Le silence lui répondit, un silence qui fut soudain troublé par des sons de voix venant de l'extérieur. Encore sous le coup de la douleur Hiro avança à quatre pattes jusqu'à la porte, tandis que la demoiselle avec qui il partageait sa cellule tentait d'étouffer ses sanglots toute tremblante qu'elle était il lui subsitait un reste de fierté. Il réussit à se hisser jusqu'à la grille pour voir ce qui se passait à l'extérieur. De sa position il voyait celui qui devait être le gardien affalé sur un siège et qui regardait une télévision vieille et en mauvais état. Son ouie lui permit d'entendre ce que disait le petit bonhomme qui remuait sans cesse devant l'estrade.
"Nous avons à ce jour capturé la quasi-totalité des mutants qui menacaient la vie des honnêtes citoyens que vous êtes et les derniers sont sur le point de l'être. Ces êtres impurs ont été jugés indignes par le Grand Arceus et ne feront pas partis des Elus tels que nous. Et bientôt Arceus viendra, et nous emmenera nous ceux qui ont su resistés à la dernière épreuve qu'il nous a envoyé."
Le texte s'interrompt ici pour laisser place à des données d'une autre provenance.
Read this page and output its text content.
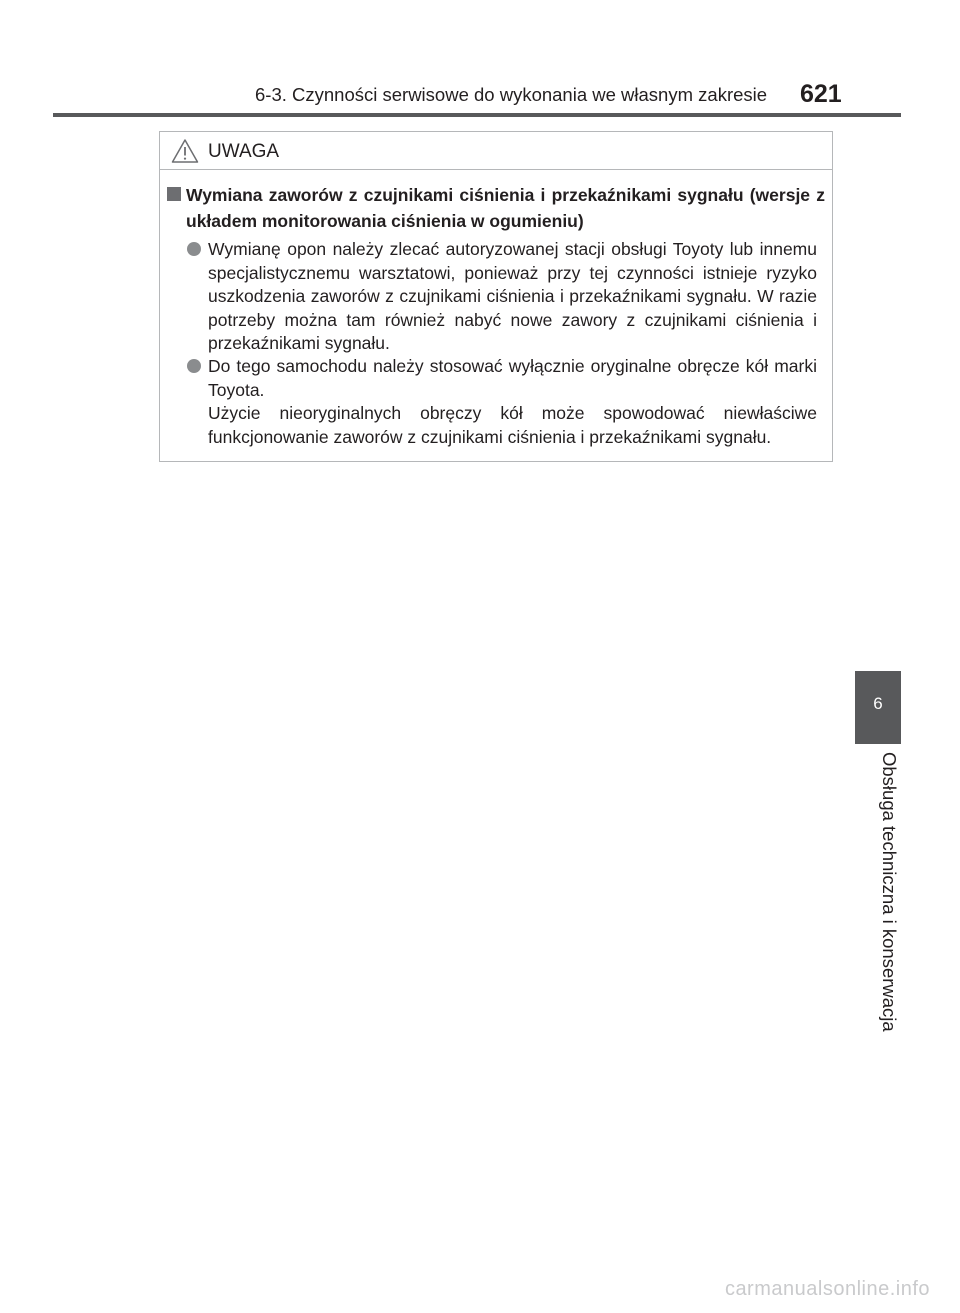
6-3. Czynności serwisowe do wykonania we własnym zakresie 621
UWAGA
Wymiana zaworów z czujnikami ciśnienia i przekaźnikami sygnału (wersje z układem monitorowania ciśnienia w ogumieniu)

Wymianę opon należy zlecać autoryzowanej stacji obsługi Toyoty lub innemu specjalistycznemu warsztatowi, ponieważ przy tej czynności istnieje ryzyko uszkodzenia zaworów z czujnikami ciśnienia i przekaźnikami sygnału. W razie potrzeby można tam również nabyć nowe zawory z czujnikami ciśnienia i przekaźnikami sygnału.

Do tego samochodu należy stosować wyłącznie oryginalne obręcze kół marki Toyota.

Użycie nieoryginalnych obręczy kół może spowodować niewłaściwe funkcjonowanie zaworów z czujnikami ciśnienia i przekaźnikami sygnału.

6
Obsługa techniczna i konserwacja
carmanualsonline.info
Hiro se laissa glisser le long de la paroi. Ainsi il était un paria, un rebut de la société ? Il ne s'était pas attendu à ça, pour lui c'était un honneur d'avoir ces talents tirés des pokémons cela renforcait les liens de l'Humanité avec ses frères les Pokémons. Soudain comme si un charme avait été rompu sa compagne dans l'emprisonnement se mit à parler.
"Sarah. Moi c'est Sarah toi c'est Hiro c'est ça ? dit-elle d'unhe voix entrecoupée de restes de sanglot.
- Oui c'est ça. Sa voix lui semblait pathétique et elle devait l'être car Sarah vint ce placer près de lui pour le réchauffer dans les froides ténébres de la prison.
Hiro la sentis plus qu'il ne la vit se tourner vers lui et lui demander en chuchotant :
- C'est quoi ton pouvoir à toi ? moi c'est ce qu'on appelle de la pyromancie dans les romans. Regarde.
Du bout de ses doigts une flamme apparut qui dévoila un visage à noble à l'ossature fine elle devait être belle du moins c'est ce qu'Hiro en déduis dans la pénombre à peine éclairée par la flamme de l'adolescente à ses côtés. Mais pour l'instants ses yeux étaient rougis d'avoir trop pleurés et ses traits tirés par le manque de sommeil.
- Moi je suis un peu comme un chien, mes sens sont aiguisés, mon ouie et mon odorat ainsi que mes canines qui sont plus longues et plus tranchantes que celles d'humains normaux.
- D'accord, maintenant tâchons de dormir pour conserver nos forces.
- Oui tu as raison. Bonne nuit, Sarah.
- Bonne nuit Hiro tu en auras besoin."



III.Où un interrogatoire est fait et où l'on trouve des réponses...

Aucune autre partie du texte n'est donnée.